Edmund met Anne’s eyes and raised his glass. They drank to each other silently while Arabella’s silky hair was bent over her plate.

‘The thing is that of course you’re not spoiling anything, but you can’t expect not to change it.’

Arabella looked at her. ‘I suppose not. But this is family life, isn’t it? I’m totally inexperienced about that. I had a kind of nursery life until I went to schools, but after
that – ’

‘After that?’

She gave Edmund a look that was not really describable – or that, anyway, he would not have attempted to describe. ‘Oh – after that. Nothing. You know. Moving around.
Night-clubs. Restaurants. Hotels. Rented villas. Millions of schools, of course. Nowhere you could take for granted. All places where people had to take
you
for granted, if you know what I
mean. Or not, as the case might be. Often not, in fact. I should think I’ve been a howling failure most of the time, but you bet, I made sure of it being howling while I was about it.
“Could not do worse if she tried”, is what I aimed at in school reports, but nobody had the wit for
that
kind of nutshell.’

Edmund, who found his curiosity about her proliferating, said, ‘What would you
like
to do?’

‘Have some more fish.’ She passed her plate. ‘Oh – find some cause, I suppose. It is so awful finding that nearly everything that people say are the best things in life
aren’t.

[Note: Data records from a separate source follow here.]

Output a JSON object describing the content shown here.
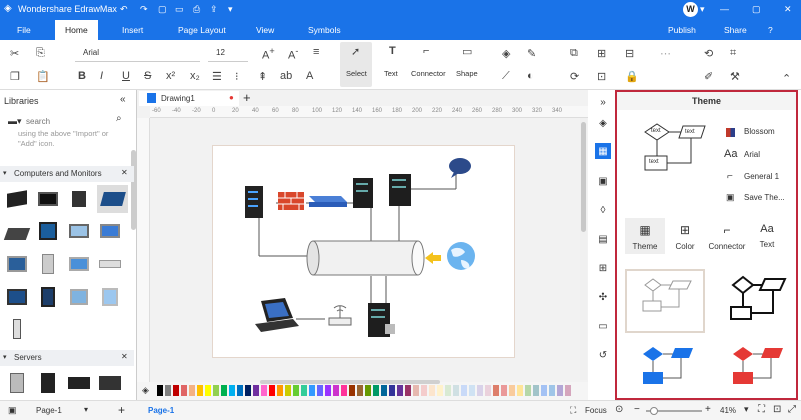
{
  "app": {
    "title": "Wondershare EdrawMax",
    "publish": "Publish",
    "share": "Share",
    "avatar_letter": "W"
  },
  "menu": {
    "items": [
      "File",
      "Home",
      "Insert",
      "Page Layout",
      "View",
      "Symbols"
    ],
    "active": "Home"
  },
  "ribbon": {
    "font": "Arial",
    "size": "12",
    "tools": [
      "Select",
      "Text",
      "Connector",
      "Shape"
    ]
  },
  "libraries": {
    "title": "Libraries",
    "search_placeholder": "search",
    "hint": "using the above \"Import\" or \"Add\" icon.",
    "sections": [
      "Computers and Monitors",
      "Servers"
    ]
  },
  "document": {
    "tab": "Drawing1",
    "ruler_ticks": [
      "-60",
      "-40",
      "-20",
      "0",
      "20",
      "40",
      "60",
      "80",
      "100",
      "120",
      "140",
      "160",
      "180",
      "200",
      "220",
      "240",
      "260",
      "280",
      "300",
      "320",
      "340"
    ]
  },
  "diagram": {
    "bubble_text": "",
    "palette_colors": [
      "#000000",
      "#7f7f7f",
      "#c00000",
      "#e06666",
      "#f4b183",
      "#ffc000",
      "#ffff00",
      "#92d050",
      "#00b050",
      "#00b0f0",
      "#0070c0",
      "#002060",
      "#7030a0",
      "#ff66cc",
      "#ff0000",
      "#ff9900",
      "#cccc00",
      "#66cc33",
      "#33cc99",
      "#3399ff",
      "#6666ff",
      "#9933ff",
      "#cc33cc",
      "#ff3399",
      "#993300",
      "#996633",
      "#669900",
      "#009966",
      "#006699",
      "#333399",
      "#663399",
      "#993366",
      "#e6b8af",
      "#f4cccc",
      "#fce5cd",
      "#fff2cc",
      "#d9ead3",
      "#d0e0e3",
      "#c9daf8",
      "#cfe2f3",
      "#d9d2e9",
      "#ead1dc",
      "#dd7e6b",
      "#ea9999",
      "#f9cb9c",
      "#ffe599",
      "#b6d7a8",
      "#a2c4c9",
      "#a4c2f4",
      "#9fc5e8",
      "#b4a7d6",
      "#d5a6bd"
    ]
  },
  "theme_panel": {
    "title": "Theme",
    "preview_labels": [
      "text",
      "text",
      "text"
    ],
    "options": [
      "Blossom",
      "Arial",
      "General 1",
      "Save The..."
    ],
    "tabs": [
      "Theme",
      "Color",
      "Connector",
      "Text"
    ]
  },
  "status": {
    "page_selector": "Page-1",
    "page_tab": "Page-1",
    "focus": "Focus",
    "zoom": "41%"
  }
}
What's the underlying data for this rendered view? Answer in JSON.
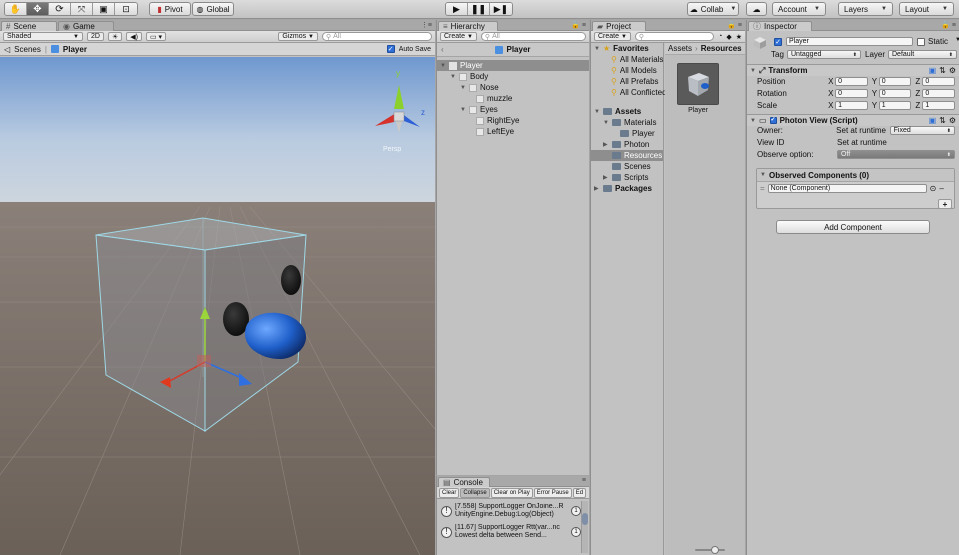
{
  "toolbar": {
    "pivot": "Pivot",
    "global": "Global",
    "collab": "Collab",
    "account": "Account",
    "layers": "Layers",
    "layout": "Layout"
  },
  "scene": {
    "tab_scene": "Scene",
    "tab_game": "Game",
    "shading": "Shaded",
    "mode_2d": "2D",
    "gizmos": "Gizmos",
    "search_placeholder": "All",
    "crumb_scenes": "Scenes",
    "crumb_player": "Player",
    "auto_save": "Auto Save",
    "persp": "Persp",
    "axis_y": "y",
    "axis_z": "z"
  },
  "hierarchy": {
    "tab": "Hierarchy",
    "create": "Create",
    "search_placeholder": "All",
    "title": "Player",
    "items": [
      {
        "label": "Player",
        "depth": 0,
        "selected": true
      },
      {
        "label": "Body",
        "depth": 1
      },
      {
        "label": "Nose",
        "depth": 2
      },
      {
        "label": "muzzle",
        "depth": 3
      },
      {
        "label": "Eyes",
        "depth": 2
      },
      {
        "label": "RightEye",
        "depth": 3
      },
      {
        "label": "LeftEye",
        "depth": 3
      }
    ]
  },
  "console": {
    "tab": "Console",
    "buttons": [
      "Clear",
      "Collapse",
      "Clear on Play",
      "Error Pause",
      "Ed"
    ],
    "logs": [
      {
        "line1": "[7.558] SupportLogger OnJoine...R",
        "line2": "UnityEngine.Debug:Log(Object)",
        "count": "1"
      },
      {
        "line1": "[11.67] SupportLogger Rtt(var...nc",
        "line2": "Lowest delta between Send...",
        "count": "1"
      }
    ]
  },
  "project": {
    "tab": "Project",
    "create": "Create",
    "favorites": "Favorites",
    "fav_items": [
      "All Materials",
      "All Models",
      "All Prefabs",
      "All Conflicted"
    ],
    "assets": "Assets",
    "tree": [
      {
        "label": "Materials",
        "depth": 1
      },
      {
        "label": "Player",
        "depth": 2
      },
      {
        "label": "Photon",
        "depth": 1
      },
      {
        "label": "Resources",
        "depth": 1,
        "selected": true
      },
      {
        "label": "Scenes",
        "depth": 1
      },
      {
        "label": "Scripts",
        "depth": 1
      }
    ],
    "packages": "Packages",
    "crumb_assets": "Assets",
    "crumb_resources": "Resources",
    "asset_name": "Player"
  },
  "inspector": {
    "tab": "Inspector",
    "object_name": "Player",
    "static": "Static",
    "tag_label": "Tag",
    "tag_value": "Untagged",
    "layer_label": "Layer",
    "layer_value": "Default",
    "transform": "Transform",
    "position": "Position",
    "rotation": "Rotation",
    "scale": "Scale",
    "axis_x": "X",
    "axis_y": "Y",
    "axis_z": "Z",
    "pos": [
      "0",
      "0",
      "0"
    ],
    "rot": [
      "0",
      "0",
      "0"
    ],
    "scl": [
      "1",
      "1",
      "1"
    ],
    "photon_view": "Photon View (Script)",
    "owner_label": "Owner:",
    "owner_value": "Set at runtime",
    "owner_option": "Fixed",
    "view_id_label": "View ID",
    "view_id_value": "Set at runtime",
    "observe_label": "Observe option:",
    "observe_value": "Off",
    "observed_components": "Observed Components (0)",
    "none_component": "None (Component)",
    "add_component": "Add Component"
  },
  "colors": {
    "sky_top": "#6f98d0",
    "ground": "#6e645c",
    "nose_blue": "#1f5fc9",
    "selection": "#8e8e8e"
  }
}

I don’t care a damn what they cost, I mind what they turn out to be.’

‘What sort of things?’ Anne handed back her plate.

‘Oh – drink, and freedom, and things being beautiful, and sex. A total frost, if you ask me. But I suspect that that is because I’ve been so damnably brought up. I’m
frigid I think, and they tell me. And I don’t know what to
try
for. It’s like any serious experience: hardly anyone can describe them: they simply bore you by going on about
whatever it is being unique. I wouldn’t mind if all my best things were everybody else’s, as long as they really were mine too. The opposite of Mummy, in fact. She can’t bear
having a dress that anyone else has got. Well, I wouldn’t care a damn if a million people were wearing it, so long as
I
liked wearing it. But somehow, nothing works out that way.
I
don’t like whatever it is, and people keep saying that it’s an exception to some bloody rule. What would you do about that?’